A determinação de um príncipe é seu cartão de visitas, assim como sua atitude de definir, escolher e compartilhar de suas verdades com o povo, esconder ou dissimular suas opiniões pode ser arriscado e o tornar mal visto por terceiros. Sendo contra ou a favor, é necessário manifestar-se em prol de uma opinião, seja essa pessoal ou coletiva.

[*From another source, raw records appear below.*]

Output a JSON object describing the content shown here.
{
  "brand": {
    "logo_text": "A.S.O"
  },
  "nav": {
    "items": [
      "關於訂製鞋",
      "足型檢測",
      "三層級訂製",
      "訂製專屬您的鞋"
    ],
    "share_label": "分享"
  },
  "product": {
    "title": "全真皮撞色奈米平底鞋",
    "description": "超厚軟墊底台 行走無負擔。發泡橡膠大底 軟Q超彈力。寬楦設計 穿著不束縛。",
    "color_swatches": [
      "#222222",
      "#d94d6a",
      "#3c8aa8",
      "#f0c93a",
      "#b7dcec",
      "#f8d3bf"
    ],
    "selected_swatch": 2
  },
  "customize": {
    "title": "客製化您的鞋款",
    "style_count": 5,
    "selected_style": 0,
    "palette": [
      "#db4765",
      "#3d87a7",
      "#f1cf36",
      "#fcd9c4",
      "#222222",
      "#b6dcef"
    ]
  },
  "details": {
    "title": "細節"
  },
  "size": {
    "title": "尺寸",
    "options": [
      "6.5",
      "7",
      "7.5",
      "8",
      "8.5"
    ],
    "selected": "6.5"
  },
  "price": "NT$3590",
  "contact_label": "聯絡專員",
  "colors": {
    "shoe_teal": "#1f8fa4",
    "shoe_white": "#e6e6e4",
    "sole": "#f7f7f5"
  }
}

Ao permanecer neutro em relação à dois lados opostos por receio de críticas e rejeições, acaba sendo rejeitado pela maioria, sofrendo críticas de não possuir atitude, ou escolha própria, não sabendo lidar com a situação.



CÁP. XXV

“ [...] Como deseje, porém, ser mais minucioso, chamarei atenção para o fato assaz comum de um príncipe prosperar hoje e ruir amanhã, sem que a índole ou o proceder se lhe hajam modificado [...] ”


A índole é algo provindo da natureza humana, já nascemos dotados com tal, que por vez, pode ser moldada com o tempo graças a fatores tanto externos quanto internos, e ao tratar-se de um Principado, podemos perceber o domínio de príncipes tanto de má, quanto de boa índole, essa que flui calmamente transpassando suave ou violentamente, no segundo caso, destruindo o que foi construído, talvez, com esforço, sempre haverá uma consequência maior perante um ato grandioso, ato essa que pode constituir ou destruir seu Principado. Um príncipe por sua vez, com a mesma facilidade em que alcança tal posição, também pode facilmente perde-la, e com essa consciência, busca realizar o que está em seu alcance, pois essa é sua função e proceder; a maneira como procede baseia-se em suas necessidades e primordialmente às de seu povo, então, mesmo que na ciência de que terá seu cargo destituído, manterá a cabeça erguida e, mesmo perante às ruínas do que construiu, junto da ajuda de seu povo, não abandonara este, afinal pode prosperar e ruir quantas vezes necessárias, por ventura, sua índole, sua memória e proceder permanecerá intacto em pura adaptação à natureza de seu tempo, povo e território, desse modo, será bem quisto estando ou não no poder, já que o que vale não é o que deixastes de fazer, mas o que fizestes em prol de seu Estado e seu povo.